By Vanessa Zimmer
A single Māori mother who saw inequities in New Zealand, who had experienced oppression, racism, and sexism, Merata Mita (1942–2010) picked up a camera to speak for her people. She had no formal film training and she didn’t invent new techniques. She simply told the stories.
In the process, she emerged at the forefront of Indigenous cinema, both in her native country and internationally. She remains the first and only Māori woman to write and direct a feature film — 1988’s Mauri, a love story exploring cultural differences and tensions in her homeland. Mita spread her community-centered style of storytelling as an advisor and artistic director of the Sundance Institute’s Native Lab between 2000 and 2009. In 2016, the Institute created the annual Merata Mita Fellowship in her honor.
Instilled from a young age with the history of her tribe, an identity that gave her strength and security, Mita originally followed her heart as an activist for the Māori (and also for women). “What underscores our culture is who we are and where we come from,” Mita said in a 1997 interview on Hawai’i Public Television. “Our elders say that, unless we know that, we’ve got nowhere to go in the world.”
She was among the nonviolent protesters at Bastion Point in Auckland, where natives challenged the takeover of traditional Māori lands. They occupied the land for 507 days. On the 506th, one of the occupation leaders told Mita the army and police were coming to remove them and someone needed to record the proceedings. Mita somehow scrounged up a camera. “Overnight, I became a filmmaker,” she muses in the public television interview.
She converted the footage into the short 1980 documentary Bastion Point: Day 507. Years later, the Māori got their land back. “I still haven’t gotten over the bewilderment of finding myself being part of this area (filmmaking) that I didn’t choose to be in,” she said. “It was chosen for me.”
Still, in a way, filmmaking was a logical leap. She grew up surrounded by oral storytelling traditions. And: “Film is very close to oral tradition.”
Youngest son Hepi, who made the 2019 Sundance Film Festival’s Merata: How Mum Decolonized the Screen, has recalled his mother often saying that being born Indigenous is itself a political statement. She also spoke of the imperative of investing in her children’s future.
Mita’s children helped her film at protests and served as crew. Their mother fervently believed the Māori — and the Indigenous in every country — should tell their own stories. That’s what it means to decolonize the screen.
One of Mita’s landmark documentaries, 1983’s Patu!, reflected the overwhelming native opposition to South Africa’s rugby tour of New Zealand in 1981, which resulted in violent clashes between anti-apartheid protestors and the police.
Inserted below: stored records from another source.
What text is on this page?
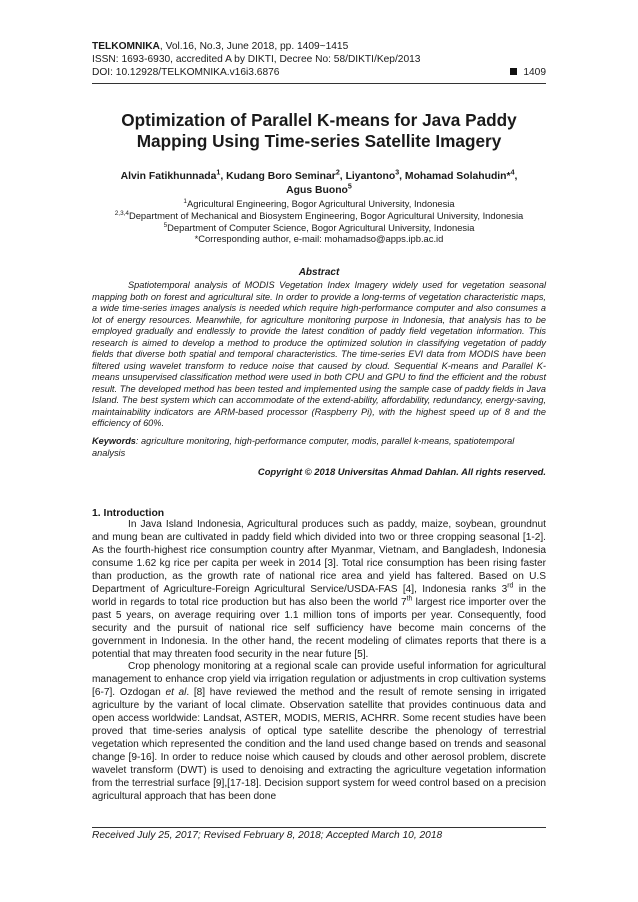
TELKOMNIKA, Vol.16, No.3, June 2018, pp. 1409~1415
ISSN: 1693-6930, accredited A by DIKTI, Decree No: 58/DIKTI/Kep/2013
DOI: 10.12928/TELKOMNIKA.v16i3.6876	1409
Optimization of Parallel K-means for Java Paddy Mapping Using Time-series Satellite Imagery
Alvin Fatikhunnada$^1$, Kudang Boro Seminar$^2$, Liyantono$^3$, Mohamad Solahudin*$^4$,
Agus Buono$^5$
$^1$Agricultural Engineering, Bogor Agricultural University, Indonesia
$^{2,3,4}$Department of Mechanical and Biosystem Engineering, Bogor Agricultural University, Indonesia
$^5$Department of Computer Science, Bogor Agricultural University, Indonesia
*Corresponding author, e-mail: mohamadso@apps.ipb.ac.id
Abstract

Spatiotemporal analysis of MODIS Vegetation Index Imagery widely used for vegetation seasonal mapping both on forest and agricultural site. In order to provide a long-terms of vegetation characteristic maps, a wide time-series images analysis is needed which require high-performance computer and also consumes a lot of energy resources. Meanwhile, for agriculture monitoring purpose in Indonesia, that analysis has to be employed gradually and endlessly to provide the latest condition of paddy field vegetation information. This research is aimed to develop a method to produce the optimized solution in classifying vegetation of paddy fields that diverse both spatial and temporal characteristics. The time-series EVI data from MODIS have been filtered using wavelet transform to reduce noise that caused by cloud. Sequential K-means and Parallel K-means unsupervised classification method were used in both CPU and GPU to find the efficient and the robust result. The developed method has been tested and implemented using the sample case of paddy fields in Java Island. The best system which can accommodate of the extend-ability, affordability, redundancy, energy-saving, maintainability indicators are ARM-based processor (Raspberry Pi), with the highest speed up of 8 and the efficiency of 60%.

Keywords: agriculture monitoring, high-performance computer, modis, parallel k-means, spatiotemporal analysis

Copyright © 2018 Universitas Ahmad Dahlan. All rights reserved.

1. Introduction

In Java Island Indonesia, Agricultural produces such as paddy, maize, soybean, groundnut and mung bean are cultivated in paddy field which divided into two or three cropping seasonal [1-2]. As the fourth-highest rice consumption country after Myanmar, Vietnam, and Bangladesh, Indonesia consume 1.62 kg rice per capita per week in 2014 [3]. Total rice consumption has been rising faster than production, as the growth rate of national rice area and yield has faltered. Based on U.S Department of Agriculture-Foreign Agricultural Service/USDA-FAS [4], Indonesia ranks 3rd in the world in regards to total rice production but has also been the world 7th largest rice importer over the past 5 years, on average requiring over 1.1 million tons of imports per year. Consequently, food security and the pursuit of national rice self sufficiency have become main concerns of the government in Indonesia. In the other hand, the recent modeling of climates reports that there is a potential that may threaten food security in the near future [5].

Crop phenology monitoring at a regional scale can provide useful information for agricultural management to enhance crop yield via irrigation regulation or adjustments in crop cultivation systems [6-7]. Ozdogan et al. [8] have reviewed the method and the result of remote sensing in irrigated agriculture by the variant of local climate. Observation satellite that provides continuous data and open access worldwide: Landsat, ASTER, MODIS, MERIS, ACHRR. Some recent studies have been proved that time-series analysis of optical type satellite describe the phenology of terrestrial vegetation which represented the condition and the land used change based on trends and seasonal change [9-16]. In order to reduce noise which caused by clouds and other aerosol problem, discrete wavelet transform (DWT) is used to denoising and extracting the agriculture vegetation information from the terrestrial surface [9],[17-18]. Decision support system for weed control based on a precision agricultural approach that has been done

Received July 25, 2017; Revised February 8, 2018; Accepted March 10, 2018
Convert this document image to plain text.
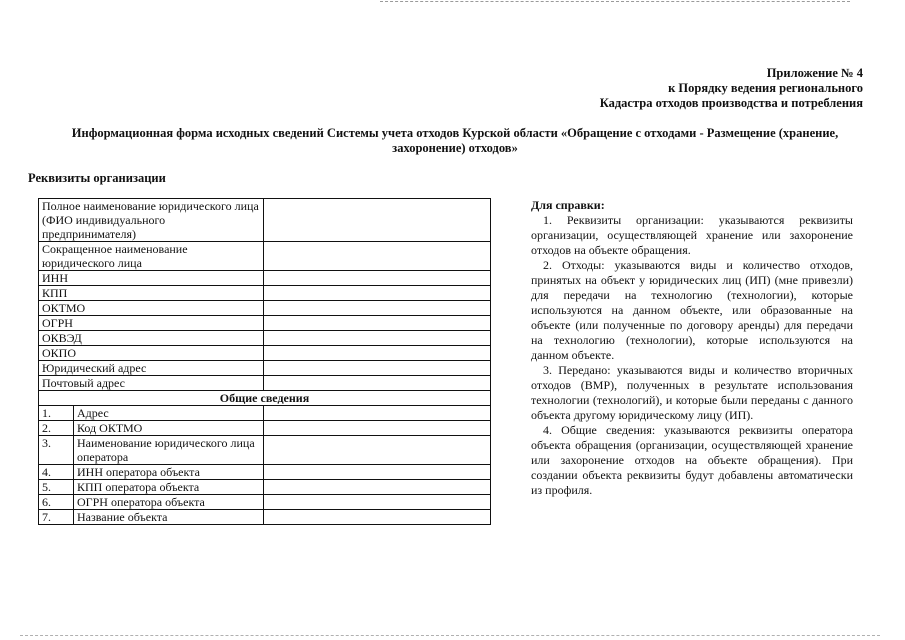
Приложение № 4
к Порядку ведения регионального
Кадастра отходов производства и потребления
Информационная форма исходных сведений Системы учета отходов Курской области «Обращение с отходами - Размещение (хранение, захоронение) отходов»
Реквизиты организации
Полное наименование юридического лица (ФИО индивидуального предпринимателя)		
Сокращенное наименование юридического лица		
ИНН		
КПП		
ОКТМО		
ОГРН		
ОКВЭД		
ОКПО		
Юридический адрес		
Почтовый адрес		
Общие сведения		
1.	Адрес	
2.	Код ОКТМО	
3.	Наименование юридического лица оператора	
4.	ИНН оператора объекта	
5.	КПП оператора объекта	
6.	ОГРН оператора объекта	
7.	Название объекта	
Для справки:

1. Реквизиты организации: указываются реквизиты организации, осуществляющей хранение или захоронение отходов на объекте обращения.

2. Отходы: указываются виды и количество отходов, принятых на объект у юридических лиц (ИП) (мне привезли) для передачи на технологию (технологии), которые используются на данном объекте, или образованные на объекте (или полученные по договору аренды) для передачи на технологию (технологии), которые используются на данном объекте.

3. Передано: указываются виды и количество вторичных отходов (ВМР), полученных в результате использования технологии (технологий), и которые были переданы с данного объекта другому юридическому лицу (ИП).

4. Общие сведения: указываются реквизиты оператора объекта обращения (организации, осуществляющей хранение или захоронение отходов на объекте обращения). При создании объекта реквизиты будут добавлены автоматически из профиля.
“Mita unflinchingly captured brutal racism and police violence, even as she was also experiencing them in private,” according to a 2019 British Film Institute article covering Hepi’s film. “Her older sons remember police raids with dogs on their family house while she was shooting; they were beaten and their mother was strip-searched. When the footage was in the can, the police tried to remand it as evidence. ‘We called it evidence, too, but of police brutality,’ her son Richard tells his younger brother behind the camera.”
In recorded interviews, Mita comes across as well-spoken and calmly earnest. “To me, the truth has always been radical,” she reasoned on public television. At the Sundance Institute, the New Zealander struck Adam Piron (present-day director of the Sundance Institute’s Indigenous Program) as a loving person with a warm energy, sort of like an aunt. She exhibited a “tough love” approach to new filmmakers, he says, a level of scrutiny that inevitably made their work better.
The Mita style followed an “Indigenous mind-set,” says Piron in a Zoom interview — a collective view implying a responsibility to the community. Piron considers her a mentor, but: “Her legacy extends beyond those who knew her.” She inspired others regarding Indigenous storytelling around the world.
When the Institute created the Merata Mita Fellowship for Indigenous filmmakers in 2016, Bird Runningwater, Piron’s predecessor, made a point of emphasizing Mita’s impact. “Throughout her career, she identified the lack of training for Māori people in the New Zealand film and television industry and, therefore, an underrepresentation of her community’s stories,” he said. “Merata dedicated her life to addressing these areas. She was a global advocate for Indigenous voices and we are proud to continue her efforts through this new fellowship.”
The fellowship has been awarded annually since then. In 2020, Leya Hale, of the Dakota and Diné nations, received the fellowship and lamented that she’d never met Mita, who left behind a wealth of wisdom and lessons for filmmakers. But she said she watched Merata: How Mum Decolonised the Screen at least 15 times.
“Every time I watched it, I found something new and inspiring that she said. One of the sound bites that really resonated with me was when someone asked her, ‘Why don’t you make nice films?’ Her response was, ‘I can’t make nice films because they’re doing ugly things to my people.’ ”
“Those words really meant a lot to me. Sometimes, as a filmmaker, we have to tell hard stories,” said Hale, who was working on a project addressing the epidemic of missing and murdered Indigenous women. “So her words comfort me and give me strength to tell some of these tough stories that are happening in our communities.”
Just like Merata Mita would have wanted.